The improvement in LFS after SCRI-CAR19 in phase 2 compared to phase 1 is likely multi-factorial, with contributing factors including earlier treatment, uniform use of LD, enhanced persistence, and better allocation of patients who benefit from consolidative HCT. The use of T-APCs was well tolerated without recurrent CAR T cell mediated toxicity. Although not directly comparable, there did appear to be enhancement of CAR T cell persistence with the use of T-APCs in populations predicted to have inferior persistence, including those with low antigen burden. There was not a clear improvement of LFS in those who received T-APCs. However, subjects were not randomized to receive T-APCs and those enrolled on PLAT-03 were more heavily treated and more likely to have received a prior HCT. Further exploration of T-APCs is warranted to define and evaluate their impact on persistence and durable responses.

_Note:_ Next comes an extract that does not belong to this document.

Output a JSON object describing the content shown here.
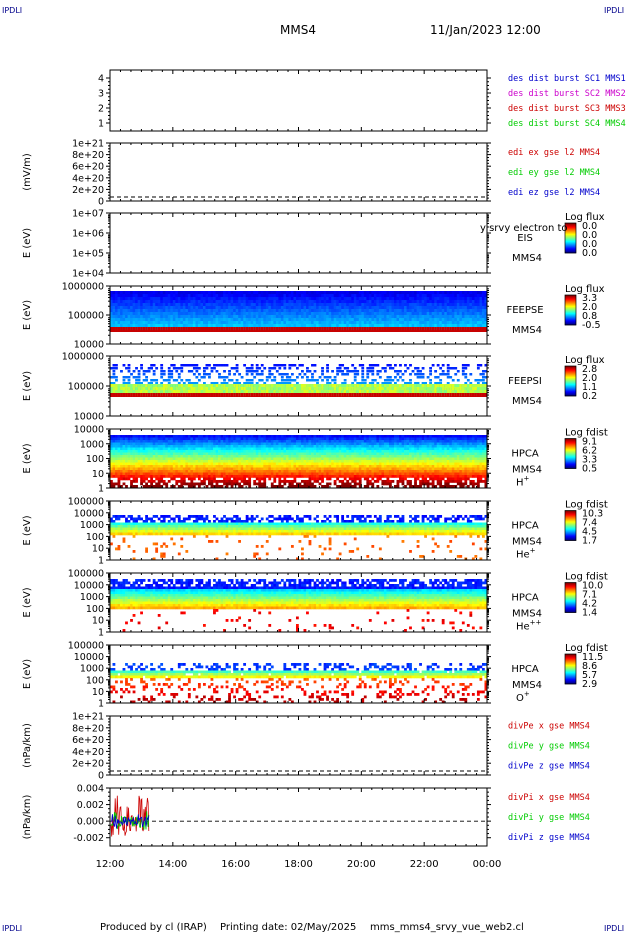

Disclosures: Agrawal: Y-mAbs Therapeutics: Membership on an entity's Board of Directors or advisory committees. Pulsipher: Vertex Pharmaceuticals: Membership on an entity's Board of Directors or advisory committees; CARGO Therapeutics: Membership on an entity's Board of Directors or advisory committees; Novartis: Membership on an entity's Board of Directors or advisory committees; Bluebird Bio: Membership on an entity's Board of Directors or advisory committees; GentiBio: Membership on an entity's Board of Directors or advisory committees; Adaptive Biotechnologies: Research Funding; Miltenyi Biotec: Research Funding. Jensen: Bristol-Myers Squibb: Patents & Royalties. Gardner: Bristol-Myers Squibb: Patents & Royalties.